47. What are known as the "intermediaries" are of two types-indent houses and managing agents. The work of indent houses has been thus described1.
"Indent Houses: Indent houses operate both in the export and import trade and it is an important form of business in India. Under this system, the indentee, enters into an arrangement for delivering certain specified goods to the importer, foreign or Indian, at a specified price. One special feature of indent is that the indenting house, on accepting the order, has generally to purchase the goods at a favourable price so that it may be able to make a reasonable profit.
Until the indentee is able to secure the goods at the stated price, he incurs no definite obligation for supplying the goods to the importer. If it is difficult to obtain the goods at the stated price, all that the indentee has to do is to notify the importer asking him to withdraw the order or raise the prices.

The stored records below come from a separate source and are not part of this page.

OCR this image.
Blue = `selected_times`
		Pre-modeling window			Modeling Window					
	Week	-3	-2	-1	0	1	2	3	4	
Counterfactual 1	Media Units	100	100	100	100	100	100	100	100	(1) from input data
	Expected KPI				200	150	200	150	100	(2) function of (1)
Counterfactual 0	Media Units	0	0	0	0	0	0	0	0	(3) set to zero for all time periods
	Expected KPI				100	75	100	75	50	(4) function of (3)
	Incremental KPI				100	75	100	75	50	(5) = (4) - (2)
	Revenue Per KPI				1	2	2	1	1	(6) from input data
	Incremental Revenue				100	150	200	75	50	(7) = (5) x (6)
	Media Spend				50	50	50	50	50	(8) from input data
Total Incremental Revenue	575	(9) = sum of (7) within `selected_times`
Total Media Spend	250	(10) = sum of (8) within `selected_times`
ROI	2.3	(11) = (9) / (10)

"The main advantage of conducting business on the basis of an indent is that the exporter is sure of a buyer on certain conditions. The indentor, on the other hand, can cancel the order only after bearing from the indentee that he is unable to execute the order. For all practical purposes the indentee conducts trade on his own account and not for a commission. There are special forms which the indentee fills up and the indentor signs. Apart from definite terms regarding the price and details of the goods, the indent form also stipulates conditions regarding shipment, delivery etc.
"Indent houses play a very important role in India's foreign trade. As, many of the indenting firms have wide foreign contracts, they constitute an integral link between the Indian and foreign traders. The indent houses in India spare the shippers the trouble of contracting a large number of importers. Moreover they enable Indian importers to obtain their requirements without elaborate foreign representations. Indent houses also assist in opening new markets for Indian goods.
"The bulk of indent business is in the hands of foreign firms, mainly British. Due to the acute competition among the various indenting firms, indent orders are accepted at very low rates and many of the indenting firms are working on very small margins. The policy of issuing import licences in favour of actual users has increased the importance of indent houses in our external trade.
As many of the actual users have neither the experience nor the necessary foreign contracts to make their purchases from foreign markets, they increasingly rely on indent houses, which have wide foreign contracts and long experience, to obtain their requirements. Under the import control regulations, actual users are permitted to buy through indent houses."
1. Dr. S.K. Verghese India's Foreign Trade, (Allied Publishers), (1964), pp. 102-103.